[133] The sight of that coast, and those shores where the crime had been perpetrated, filled Nero with continual horrors; besides, there were some who imagined they heard horrid shrieks and cries from Agrippina’s tomb, and a mournful sound of trumpets from the neighbouring cliffs and hills. Nero, therefore, flying from such tragical scenes, withdrew to Naples.—See Ancient Universal History.
[134] “Ce Charles,” dit Giovanni Villani, “fut sage et prudent dans les conseils, preux dans les armes, âpre et forte redouté de tous les rois du monde, magnanime et de hautes pensées qui l’égaloient aux plus grandes entreprises; inébranlable dans l’adversité, ferme et fidèle dans toutes ses promesses, parlant peu et agissant beaucoup, ni riant presque jamais, décent comme un religieux, zélé catholique, âpre à rendre justice, féroce dans ses regards. Sa taille étoit grande et nerveuse, sa couleur olivâtre, son nez fort grand. Il paroissoit plus fait qu’aucun autre chevalier pour la majesté royale. Il ne dormoit presque point. Jamais il ne prit de plaisir aux mimes, aux troubadours, et aux gens de cour.”—Sismondi, Républiques Italiennes, vol. iii.
[135] “The Carmine (at Naples) calls to mind the bloody catastrophe of those royal youths, Conradin and Frederick of Austria, butchered before its door. Whenever I traversed that square, my heart yearned at the idea of their premature fate, and at the deep distress of Conradin’s mother, who, landing on the beach with her son’s ransom, found only a lifeless trunk to redeem from the fangs of his barbarous conqueror.”—Swinburne’s Travels in the Two Sicilies.
EXTRACTS FROM CONTEMPORARY REVIEWS.
Quarterly Review.—“‘Tales and Historic Scenes’ is a collection, as the title imports, of narrative poems. Perhaps it was not on consideration that Mrs Hemans passed from a poem of picture-drawing and reflection to the writing of tales; but if we were to prescribe to a young poet his course of practice, this would certainly be our advice. The luxuriance of a young fancy delights in description, and the quickness and inexperience of the same age, in passing judgments,—in the one richness, in the other antithesis and effect, are too often more sought after than truth: the poem is written rapidly, and correctness but little attended to. But in narration more care must be taken: if the tale be fictitious, the conception and sustainment of the characters, the disposition of the facts, the relief of the soberer parts by description, reflection, or dialogue, form so many useful studies for a growing artist. If the tale be borrowed from history, a more delicate task is added to those just mentioned, in determining how far it may be necessary, or safe, to interweave the ornaments of fiction with the groundwork of truth, and in skilfully performing that difficult task. In both cases, the mind is compelled to make a more sustained effort, and acquires thereby greater vigour, and a more practical readiness in the detail of the art.

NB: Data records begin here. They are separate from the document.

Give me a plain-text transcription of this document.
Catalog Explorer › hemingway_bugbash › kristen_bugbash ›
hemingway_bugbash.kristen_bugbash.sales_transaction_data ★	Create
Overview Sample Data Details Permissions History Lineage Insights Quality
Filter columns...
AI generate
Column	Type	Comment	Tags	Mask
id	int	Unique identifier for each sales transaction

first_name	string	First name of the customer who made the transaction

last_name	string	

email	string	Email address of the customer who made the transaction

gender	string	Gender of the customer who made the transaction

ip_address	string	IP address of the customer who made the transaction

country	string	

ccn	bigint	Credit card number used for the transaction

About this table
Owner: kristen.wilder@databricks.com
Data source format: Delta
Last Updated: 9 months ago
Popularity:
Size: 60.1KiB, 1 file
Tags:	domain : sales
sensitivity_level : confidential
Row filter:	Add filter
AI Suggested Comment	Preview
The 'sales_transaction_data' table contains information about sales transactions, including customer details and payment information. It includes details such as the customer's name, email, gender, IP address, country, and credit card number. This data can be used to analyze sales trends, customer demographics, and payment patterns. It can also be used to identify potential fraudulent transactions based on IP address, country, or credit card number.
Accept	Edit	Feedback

“The principal poem in this volume is The Abencerrage. It commemorates the capture of Granada by Ferdinand and Isabella, and attributes it, in great measure, to the revenge of Hamet, chief of the Abencerrages, who had been induced to turn his arms against his countrymen the Moors, in order to procure the ruin of their king, the murderer of his father and brothers. During the siege he makes his way by night to the bower of Zayda, his beloved, the daughter of a rival and hated family. Her character is very finely drawn; and she repels with firmness all the solicitations and prayers of the traitor to his country. The following lines form part of their dialogue,—they are spirited and pathetic, but perfectly free from exaggeration,—
‘Oh! wert thou still what once I fondly deem’d,’” etc.
Edinburgh Monthly Review.—“The more we become acquainted with Mrs Hemans as a poet, the more we are delighted with her productions, and astonished by her powers. She will, she must, take her place among eminent poets. If she has a rival of her own sex, it is Joanna Baillie; but, even compared with the living masters of the lyre, she is entitled to a very high distinction....
“Mrs Hemans manifests, in her own fine imagination, a fund which is less supported by loan than the wealth of some very eminent poets whom we could name. We think it impossible that she can write by mere rule, more than on credit. If she did, her poetry would lose all its charms. It is by inspiration—as it is poetically called—by a fine tact of sympathy, a vivacity and fertility of imagination, that she pours forth her enchanting song and ‘builds her lofty rhyme.’ The judicious propriety wherewith she bestows on each element of her composition its due share of fancy and of feeling, much increases our respect for her powers. With an exquisite airiness and spirit, with an imagery which quite sparkles, are touched her lighter delineations; with a rich and glowing pencil, her descriptions of visible nature: a sublime eloquence is the charm of her sentiments of magnanimity; while she melts into tenderness with a grace in which she has few equals.
“It appears to us that Mrs Hemans has yielded her own to the public taste in conveying her poetry in the vehicle of tales.”